Setelah penolakan yang ia dapatkan dari Shraddha, Varun memilih untuk kembali ke Mansion-nya. Mungkin Shraddha masih membutuhkan waktu beberapa hari untuk menyendiri. Ya, Varun masih berfikiran positif. Tidak ingin membayangkan sesuatu yang buruk terjadi pada hubungannya dengan Shraddha. Shraddha-nya akan kembali padanya, dan itu pasti akan terjadi. Hal itu yang selalu ia katakan di dalam hatinya.
Saat ini, Varun dan Soumya, Mamanya sedang menyantap makan siang mereka. Namun gerakan tangan Varun yang hendak memasukkan sesendok nasi ke dalam mulutnya terhenti, ketika ada seseorang yang menarik lengannya dengan kasar secara tiba-tiba.
Bugh!
Sebuah tinjuan mentah langsung di layangkan oleh seorang pria yang tadi menarik lengannya dengan kasar.
Varun yang belum siap dan mendapatkan serangan mendadak seperti itu langsung tersungkur jatuh ke lantai. Tubuhnya oleng, dengan pipinya yang terasa begitu ngilu.
"Ayo bangun! Siapa yang mengajarkan dirimu menjadi seorang pria bajingan seperti itu!" Murka seorang pria yang tadi melayangkan pukulan pada pipi Varun.

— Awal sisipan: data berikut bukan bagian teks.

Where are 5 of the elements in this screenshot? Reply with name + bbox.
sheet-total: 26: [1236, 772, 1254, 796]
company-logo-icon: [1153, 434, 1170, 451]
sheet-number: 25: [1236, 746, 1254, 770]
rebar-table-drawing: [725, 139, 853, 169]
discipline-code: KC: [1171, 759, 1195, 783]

"APA YANG KAMU LAKUKAN!" Soumya menarik lengan Satya, menahan suaminya itu agar tidak memukul Varun kembali.
Benar, yang memukul Varun tadi adalah Satya. Papa kandungnya sendiri. Soumya begitu terkejut menyaksikan pertikaian yang terjadi di hadapannya. Semuanya terjadi begitu tiba-tiba. Satya yang baru pulang, tiba-tiba langsung datang menghampiri Varun dan langsung memberikan sebuah pukulan pada putranya itu.
"Dia pantas mendapatkannya!" Satya kembali maju, hendak menendang tubuh Varun namun kembali di tahan oleh Soumya.

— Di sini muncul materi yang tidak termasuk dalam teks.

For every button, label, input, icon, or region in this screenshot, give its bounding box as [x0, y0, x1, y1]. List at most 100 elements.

"Apa yang sudah di lakukannya, sampai kamu berani memukulnya seperti itu!"
"Kamu bertanya apa yang sudah dia sudah? Yang dia lakukan benar-benar sangat memalukan! Seharusnya dia tidak pantas mendapatkan wanita sebaik Shraddha!" Satya melepas tangan Soumya pada lengannya, ia maju beberapa langkah dan kembali melayangkan pukulan di wajah Varun.
"Berhenti memukulnya! Dia putraku! Tidak ada yang boleh memukulnya!" Soumya lantas berjongkok, membawa tubuh Varun yang sudah tidak berdaya ke dalam pelukannya agar Satya berhenti memukulnya.

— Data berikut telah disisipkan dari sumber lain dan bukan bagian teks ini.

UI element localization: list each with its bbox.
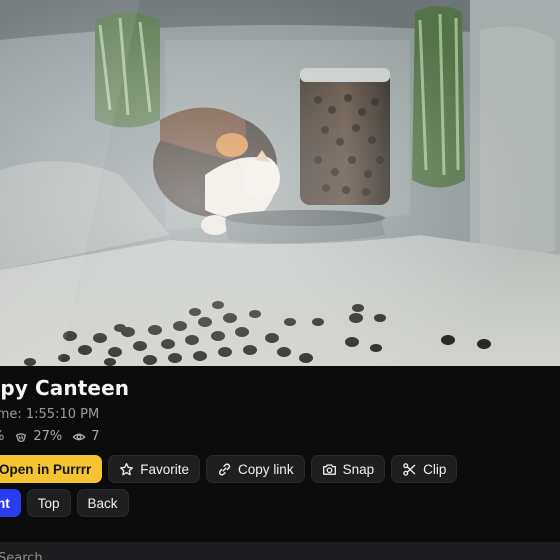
stat-percent: % — [0, 429, 4, 444]
snap-label: Snap — [342, 461, 375, 477]
clip-label: Clip — [423, 461, 447, 477]
copy-link-button[interactable]: Copy link — [206, 455, 305, 483]
stat-percent-value: % — [0, 429, 4, 444]
search-placeholder: Search — [0, 551, 43, 560]
food-bowl-icon — [16, 432, 27, 442]
scissors-icon — [403, 462, 416, 476]
open-in-app-label: Open in Purrrr — [0, 461, 92, 477]
page-title: ppy Canteen — [0, 376, 130, 400]
favorite-label: Favorite — [140, 461, 190, 477]
feeder-info-panel: ppy Canteen time: 1:55:10 PM % 27% 7 Ope… — [0, 366, 560, 560]
stat-food-level-value: 27% — [33, 429, 63, 444]
favorite-button[interactable]: Favorite — [108, 455, 201, 483]
current-button[interactable]: nt — [0, 489, 21, 517]
back-label: Back — [87, 495, 118, 511]
link-icon — [218, 462, 231, 476]
snap-button[interactable]: Snap — [310, 455, 386, 483]
search-input[interactable]: Search — [0, 542, 560, 560]
snapshot-time: time: 1:55:10 PM — [0, 407, 100, 422]
action-toolbar: Open in Purrrr Favorite Copy link Snap C… — [0, 455, 463, 483]
star-icon — [120, 462, 134, 475]
camera-snapshot — [0, 0, 560, 366]
copy-link-label: Copy link — [238, 461, 294, 477]
stat-viewers: 7 — [72, 429, 100, 444]
stat-viewers-value: 7 — [91, 429, 100, 444]
clip-button[interactable]: Clip — [391, 455, 458, 483]
current-label: nt — [0, 495, 10, 511]
eye-icon — [72, 433, 86, 440]
top-label: Top — [37, 495, 60, 511]
top-button[interactable]: Top — [26, 489, 71, 517]
open-in-app-button[interactable]: Open in Purrrr — [0, 455, 103, 483]
navigation-row: nt Top Back — [0, 489, 135, 517]
stats-row: % 27% 7 — [0, 429, 110, 444]
back-button[interactable]: Back — [76, 489, 129, 517]
camera-icon — [322, 463, 336, 475]
stat-food-level: 27% — [14, 429, 62, 444]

"Beritahu Mama mu apa yang sudah kamu lakukan!" Selanjutnya dengan nafas yang masih memburu, Satya pergi berlalu menuju kearah kamarnya.
"Putraku.. ayo Nak Mama akan membawamu ke kamarmu." Setetes air mata jatuh di pipi Soumya ketika melihat keadaan Varun saat ini. Tubuhnya melemas, wajahnya sudah banyak lebam, dan terdapat darah segar yang keluar dari sudut bibirnya yang sedikit robek akibat pukulan dari Satya. Varun benar-benar terlihat berantakan saat ini.
"Mengapa Mama menolong ku? Seharusnya Mama membiarkan Papa memukul ku. Aku pantas mendapatkannya. Bahkan pukulan Papa pun masih kurang, jika dibandingkan kesalahan yang sudah aku perbuat."
"Apa yang kamu katakan sayang. Kamu putra satu-satunya Mama. Tidak ada yang boleh memukul mu, bahkan Papa mu. Mama tidak akan membiarkan itu."
"Varun pantas mendapatkannya. Benar yang papa katakan, aku seorang pria bajingan, brengsek, dan semua hal yang buruk adalah diriku."
"Sudah sayang, sudah. Ayo Mama akan menuntun mu menuju ke dalam kamar mu." Soumya memegang lengan Varun, membantu putranya itu untuk bangkit dan memapahnya berjalan.
***
Tok..tok..tok..
Soumya mengentuk pintu kamar Varun beberapa kali, namun sayang tidak ada balasan apapun. Tidak ada sahutan, atau Varun yang datang membukakan pintu untuknya.
"Varun, ini Mama sayang. Apa kamu baik-baik saja? Mama datang membawakan makan malam untukmu." Setelah adegan di meja makan siang hari tadi, Varun memilih untuk menyendiri dan mengurung dirinya di dalam kamarnya. Sekarang Soumya menjadi khawatir pada keadaan putra semata wayangnya itu.